I have a question regarding passing a single value to a kernel.
For example, assume I pass in an array and I want to add a value to every single index in that array but that value varies for each array (but is the same across the array) and I want to pass it in as an argument.
I’m pretty sure I know how to do the passing portion and setting it up as an argument, but my main question is how do you allocate the value.
float tmp;
cudaMallocHost(???, sizeof(float));
It is something like this but I’m not exactly sure. I’m assuming this is due to the fact that cudaMallocHost is looking for a void pointer. Therefore, if I want to pass a single value, should I just set it up as a pointer with the size of only 1 float?
Another question, if I do pass it by value and it is called by say 1000 threads, I won’t run into any bank conflicts would I? The threads would only be reading the value.
Another question would be, would it be better to put this into shared memory, or into constant memory. Obviously, this is assuming I have more than 1 block.
kernel parameters already end up in constant memory. This is covered in the programming guide.

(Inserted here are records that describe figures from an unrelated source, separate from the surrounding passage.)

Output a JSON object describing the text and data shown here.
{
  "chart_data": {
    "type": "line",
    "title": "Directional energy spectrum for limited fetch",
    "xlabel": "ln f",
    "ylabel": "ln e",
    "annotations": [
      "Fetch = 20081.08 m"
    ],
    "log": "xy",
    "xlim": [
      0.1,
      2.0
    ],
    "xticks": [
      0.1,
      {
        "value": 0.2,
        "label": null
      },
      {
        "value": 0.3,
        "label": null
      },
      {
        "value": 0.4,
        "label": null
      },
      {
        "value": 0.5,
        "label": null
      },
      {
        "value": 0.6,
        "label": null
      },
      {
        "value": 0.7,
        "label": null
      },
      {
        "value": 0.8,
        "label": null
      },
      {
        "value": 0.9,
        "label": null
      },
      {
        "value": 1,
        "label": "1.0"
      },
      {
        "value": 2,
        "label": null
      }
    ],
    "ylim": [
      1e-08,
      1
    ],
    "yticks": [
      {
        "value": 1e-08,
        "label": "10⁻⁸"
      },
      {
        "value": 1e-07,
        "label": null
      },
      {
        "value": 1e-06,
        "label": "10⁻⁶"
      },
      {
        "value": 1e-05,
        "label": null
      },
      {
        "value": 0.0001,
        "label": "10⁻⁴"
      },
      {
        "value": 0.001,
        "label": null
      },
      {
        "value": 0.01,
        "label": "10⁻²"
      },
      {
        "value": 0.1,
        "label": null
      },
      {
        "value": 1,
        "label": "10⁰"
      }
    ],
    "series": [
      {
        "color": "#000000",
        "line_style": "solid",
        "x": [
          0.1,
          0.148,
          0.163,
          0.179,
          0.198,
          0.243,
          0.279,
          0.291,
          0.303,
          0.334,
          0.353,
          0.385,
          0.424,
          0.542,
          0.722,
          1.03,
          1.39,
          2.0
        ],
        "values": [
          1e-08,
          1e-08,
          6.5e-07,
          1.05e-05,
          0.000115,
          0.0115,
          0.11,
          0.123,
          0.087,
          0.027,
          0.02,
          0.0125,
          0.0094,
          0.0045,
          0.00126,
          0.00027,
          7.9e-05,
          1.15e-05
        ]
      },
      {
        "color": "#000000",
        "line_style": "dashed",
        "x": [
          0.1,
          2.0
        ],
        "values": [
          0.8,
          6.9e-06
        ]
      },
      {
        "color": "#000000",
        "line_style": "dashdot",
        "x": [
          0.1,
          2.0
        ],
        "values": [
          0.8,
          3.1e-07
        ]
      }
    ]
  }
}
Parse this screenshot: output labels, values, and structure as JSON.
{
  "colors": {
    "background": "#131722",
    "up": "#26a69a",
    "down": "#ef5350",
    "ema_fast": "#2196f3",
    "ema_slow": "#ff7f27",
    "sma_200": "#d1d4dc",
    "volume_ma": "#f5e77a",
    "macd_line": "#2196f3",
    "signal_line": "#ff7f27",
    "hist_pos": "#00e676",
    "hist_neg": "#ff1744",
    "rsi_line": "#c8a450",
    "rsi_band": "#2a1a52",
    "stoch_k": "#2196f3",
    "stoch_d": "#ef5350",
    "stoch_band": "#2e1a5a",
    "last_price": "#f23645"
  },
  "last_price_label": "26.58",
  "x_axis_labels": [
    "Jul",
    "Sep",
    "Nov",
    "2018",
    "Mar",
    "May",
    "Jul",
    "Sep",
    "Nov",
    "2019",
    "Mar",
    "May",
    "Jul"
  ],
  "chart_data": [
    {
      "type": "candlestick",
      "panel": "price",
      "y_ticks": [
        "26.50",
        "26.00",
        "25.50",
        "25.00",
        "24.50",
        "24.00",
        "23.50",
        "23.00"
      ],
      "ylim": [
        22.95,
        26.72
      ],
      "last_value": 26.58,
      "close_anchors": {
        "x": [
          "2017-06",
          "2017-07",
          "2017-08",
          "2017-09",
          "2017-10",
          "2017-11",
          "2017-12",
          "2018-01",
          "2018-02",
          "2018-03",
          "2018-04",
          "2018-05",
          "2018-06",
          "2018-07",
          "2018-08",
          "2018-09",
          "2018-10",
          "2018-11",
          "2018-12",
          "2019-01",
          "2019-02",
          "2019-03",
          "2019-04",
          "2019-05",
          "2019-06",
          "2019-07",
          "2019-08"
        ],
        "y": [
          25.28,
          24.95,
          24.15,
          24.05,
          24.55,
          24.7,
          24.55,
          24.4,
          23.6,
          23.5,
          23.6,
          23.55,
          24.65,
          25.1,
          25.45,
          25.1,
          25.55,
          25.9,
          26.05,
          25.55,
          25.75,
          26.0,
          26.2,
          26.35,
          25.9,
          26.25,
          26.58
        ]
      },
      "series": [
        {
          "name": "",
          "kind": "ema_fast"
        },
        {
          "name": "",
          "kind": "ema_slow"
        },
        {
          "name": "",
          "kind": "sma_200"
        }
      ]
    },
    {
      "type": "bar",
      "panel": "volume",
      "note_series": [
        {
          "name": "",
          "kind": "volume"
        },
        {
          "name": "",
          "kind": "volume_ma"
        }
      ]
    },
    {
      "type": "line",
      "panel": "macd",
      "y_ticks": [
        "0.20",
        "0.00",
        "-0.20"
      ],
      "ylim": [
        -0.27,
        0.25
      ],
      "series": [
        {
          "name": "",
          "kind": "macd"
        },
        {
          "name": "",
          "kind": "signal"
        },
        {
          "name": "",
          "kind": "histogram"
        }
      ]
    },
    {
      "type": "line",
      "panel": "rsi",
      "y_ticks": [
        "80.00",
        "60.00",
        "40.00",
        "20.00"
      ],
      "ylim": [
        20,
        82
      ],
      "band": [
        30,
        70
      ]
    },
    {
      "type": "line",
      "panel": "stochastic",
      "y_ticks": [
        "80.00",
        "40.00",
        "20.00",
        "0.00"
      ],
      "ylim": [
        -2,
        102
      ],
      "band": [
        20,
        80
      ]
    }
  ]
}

to a first order approximation, this is a good place for it, and I wouldn’t worry about moving it to shared memory
Yeah I pretty sure that just assigns -1 to every value in the array.
And I know I said this earlier, but adding a number to every value in the array is not the actual task I’m looking to perform. I was just using that as an example as it describes the general objective that I’m trying to do, which was pass a value as an argument into a kernel by reference.
To be fair, what other data structures would you need in CUDA anyway? :P
A thrust::unique_device_ptr would be nice for situations like these. It’d also be a good time for Thrust to work on introducing move semantics into the library.